I wonder at the survival of such vestige from Japanese colonialism and the Cold War, “What would it take for the NSL to be abolished?” Kim, Hyun Joo explains that the NSL is linked to inter-Korean relations. She elaborates, “When inter-Korean relations are better, when we view each other as partners in reunification and cooperation, then the National Security Law loses significance. Back when hundreds a day would visit Mount Geumgang – when exchange was very active – all of those were infractions of the NSL; yet, so many people were doing it, that the NSL dissipated from the hearts of people. But now when inter-Korean relations are bad, and the government has a policy of pressuring North Korea. We start to think, ‘If I say anything nice about the North Korean government, will I be violating the National Security Law? And so they self-censor.’ Roh Moo Hyun’s statement about abolishing the NSL in 2004 had only been possible because there had been a policy of engagement and reunification since Kim Dae Jung’s presidency because the Mount Geumgang tours were happening, because the exchange was very active. So the struggles for improving inter-Korean relations and for abolishment of the NSL are interconnected.
As we wind down our interview, Jo, Seong Deok has the last word, “I hope that the NSL is abolished, that there will no longer be any political prisoners, and that we no longer have to have the Thursday protests.”
‘Till that day.
 Jeong Eun Hwang is the ISC Communications Coordinator.
 Stephanie Park is an ISC intern.
 Dae-Han Song is the ISC Policy and Research Coordinator.
 Minkahyup was established in 1985 by families of political prisoners. In protest of President Kim Yong Sam’s statement that “there are no political prisoners in Korea,” they held their first Thursday protest in September 23, 1994 at Topgol Park. Since then, regardless of the bitter cold, scorching heat, and pounding rains, they have held their weekly Thursday meetings. On October 16th, they held their thousandth Thursday protest.

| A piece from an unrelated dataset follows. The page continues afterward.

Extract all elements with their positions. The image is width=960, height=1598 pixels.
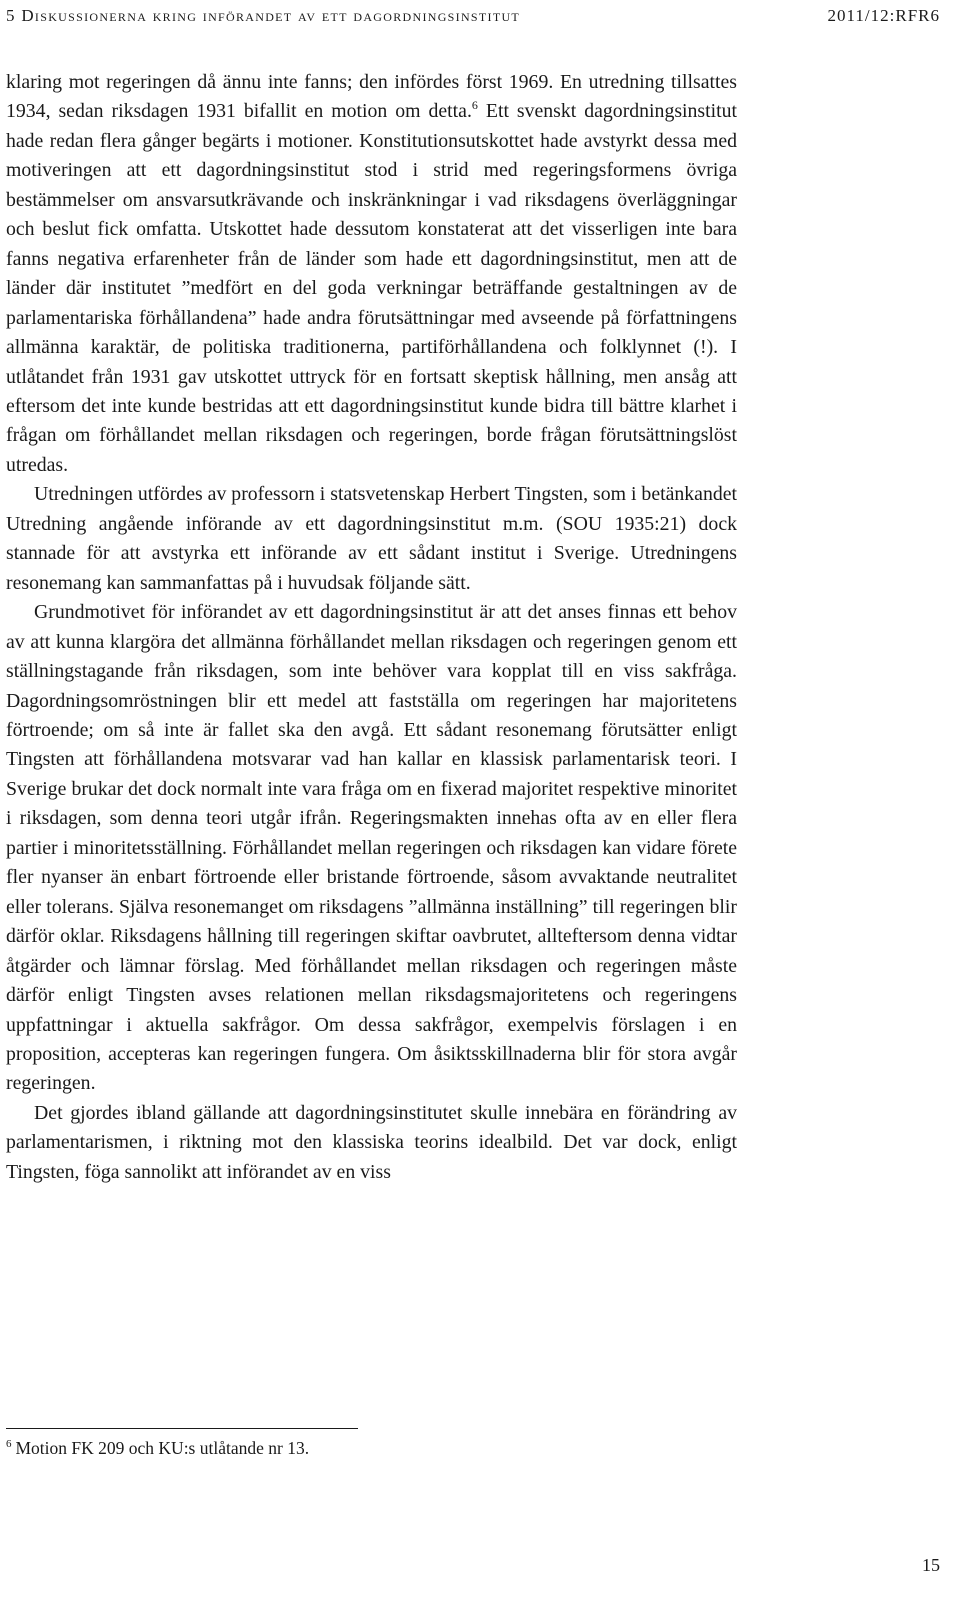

 Jo, Soon Deok has been Minkahyup president since 2011. Previously, she served as president 2002-2005. She has been a member since 1996 when her son, a college student at the time, became a fugitive under the National Security Law. After two years as a fugitive, her son was pardoned when Kim, Dae Jung took office in 1998.
 Kim, Jeong Sook was Minkahyup president in 1992 and 1998. She has been a member since 1989 when her son, a college student at the time and now the deputy-Mayor of Seoul, became a fugitive under the National Security Law.
 Kim, Hyun Joo has been the Minkahyup administrative coordinator for 4 years. She joined the social movement as a university student upon witnessing students incarcerated for violating the National Security Law.